The American Medical Association recently launched a National Patient Safety Foundation with broad support from accreditation organizations, academic institutions, health plans, and other partners. Its mission is to "enhance the safety of the U.S. health care system" by (1) promoting research on human and organizational error and its prevention; (2) increasing awareness and communication in patient safety and errors; and (3) encouraging the application of knowledge in this field (National Patient Safety Foundation, 1998).
The Joint Commission on the Accreditation of Healthcare Organizations has established a Sentinel Event Policy, which encourages accredited health care organizations to voluntarily report unexpected events or errors that lead to death, or serious physical or psychological injury (JCAHO, 1998). If an organization does not conduct an acceptable analysis of the root cause of the error, the JCAHO will place that hospital on Accreditation Watch, a fact that may be publicly disclosed as part of the organization's existing accreditation status. This designation signifies that the organization is under close monitoring by the Joint Commission.

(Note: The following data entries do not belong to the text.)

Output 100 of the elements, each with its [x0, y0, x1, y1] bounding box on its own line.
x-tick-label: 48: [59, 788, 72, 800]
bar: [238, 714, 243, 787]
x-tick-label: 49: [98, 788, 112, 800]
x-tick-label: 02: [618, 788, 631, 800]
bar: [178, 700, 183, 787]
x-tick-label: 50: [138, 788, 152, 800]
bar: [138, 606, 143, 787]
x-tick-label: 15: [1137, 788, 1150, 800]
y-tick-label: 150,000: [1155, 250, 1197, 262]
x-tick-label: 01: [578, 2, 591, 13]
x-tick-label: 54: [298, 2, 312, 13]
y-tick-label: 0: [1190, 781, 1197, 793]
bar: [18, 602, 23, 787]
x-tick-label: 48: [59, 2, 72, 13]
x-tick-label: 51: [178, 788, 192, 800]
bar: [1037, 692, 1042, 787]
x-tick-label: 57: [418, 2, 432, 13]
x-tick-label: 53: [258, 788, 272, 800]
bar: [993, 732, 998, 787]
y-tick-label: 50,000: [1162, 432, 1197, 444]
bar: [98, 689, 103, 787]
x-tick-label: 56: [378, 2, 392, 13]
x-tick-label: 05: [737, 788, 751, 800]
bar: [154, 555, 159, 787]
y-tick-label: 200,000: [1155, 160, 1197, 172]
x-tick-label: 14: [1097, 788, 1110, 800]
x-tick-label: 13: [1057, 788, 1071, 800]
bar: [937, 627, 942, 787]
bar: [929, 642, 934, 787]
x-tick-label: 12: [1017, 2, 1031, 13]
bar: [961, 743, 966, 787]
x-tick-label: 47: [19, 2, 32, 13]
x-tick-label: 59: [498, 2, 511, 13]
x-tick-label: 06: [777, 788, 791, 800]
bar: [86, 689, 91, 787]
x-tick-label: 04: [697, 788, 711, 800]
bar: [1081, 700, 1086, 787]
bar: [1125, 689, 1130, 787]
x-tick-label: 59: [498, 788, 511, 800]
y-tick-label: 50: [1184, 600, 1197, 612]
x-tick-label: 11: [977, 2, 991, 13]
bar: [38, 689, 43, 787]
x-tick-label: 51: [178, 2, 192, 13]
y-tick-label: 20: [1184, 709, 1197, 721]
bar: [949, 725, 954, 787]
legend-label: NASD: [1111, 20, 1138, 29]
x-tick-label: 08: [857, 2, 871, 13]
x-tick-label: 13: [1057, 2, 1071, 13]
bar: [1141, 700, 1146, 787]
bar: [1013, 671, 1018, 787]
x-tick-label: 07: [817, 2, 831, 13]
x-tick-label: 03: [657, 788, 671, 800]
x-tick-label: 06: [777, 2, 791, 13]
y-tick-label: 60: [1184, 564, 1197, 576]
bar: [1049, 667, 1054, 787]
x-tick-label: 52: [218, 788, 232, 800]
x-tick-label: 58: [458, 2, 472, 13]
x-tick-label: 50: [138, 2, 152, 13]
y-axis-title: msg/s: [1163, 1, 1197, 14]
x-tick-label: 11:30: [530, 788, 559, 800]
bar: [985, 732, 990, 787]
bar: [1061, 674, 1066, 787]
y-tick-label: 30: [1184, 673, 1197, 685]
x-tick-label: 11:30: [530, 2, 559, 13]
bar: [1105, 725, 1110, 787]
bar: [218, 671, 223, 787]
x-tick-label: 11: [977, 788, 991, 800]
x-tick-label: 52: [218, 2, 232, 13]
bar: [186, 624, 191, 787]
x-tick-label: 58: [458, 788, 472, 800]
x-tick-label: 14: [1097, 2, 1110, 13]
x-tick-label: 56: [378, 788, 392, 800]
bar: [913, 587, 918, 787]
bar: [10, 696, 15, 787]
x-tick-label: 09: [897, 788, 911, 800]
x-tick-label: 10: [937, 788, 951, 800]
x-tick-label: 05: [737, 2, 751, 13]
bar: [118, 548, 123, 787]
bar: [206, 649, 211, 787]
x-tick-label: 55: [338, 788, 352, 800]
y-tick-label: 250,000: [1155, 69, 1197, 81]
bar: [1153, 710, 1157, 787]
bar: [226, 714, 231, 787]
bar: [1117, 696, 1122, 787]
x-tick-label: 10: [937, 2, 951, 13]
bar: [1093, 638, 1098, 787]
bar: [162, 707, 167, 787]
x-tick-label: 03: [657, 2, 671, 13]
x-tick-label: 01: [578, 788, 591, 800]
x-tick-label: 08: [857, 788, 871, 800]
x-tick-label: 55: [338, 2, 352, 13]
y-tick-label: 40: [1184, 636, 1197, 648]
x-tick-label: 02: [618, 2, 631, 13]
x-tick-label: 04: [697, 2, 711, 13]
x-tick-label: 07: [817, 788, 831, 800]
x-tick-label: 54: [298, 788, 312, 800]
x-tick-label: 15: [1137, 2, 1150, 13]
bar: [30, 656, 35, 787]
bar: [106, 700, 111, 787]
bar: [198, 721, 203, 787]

The Department of Veterans Affairs has also designed an error reduction system in health care for use throughout its delivery system. This VA effort has taken lessons from the Aviation Safety Reporting System. Under this system, the Federal Aviation Administration has increased the reporting of errors in aviation and improved safety with steps ranging from better air traffic control procedures to a recognition of problems with pilot fatigue (President's Advisory Commission, 1998).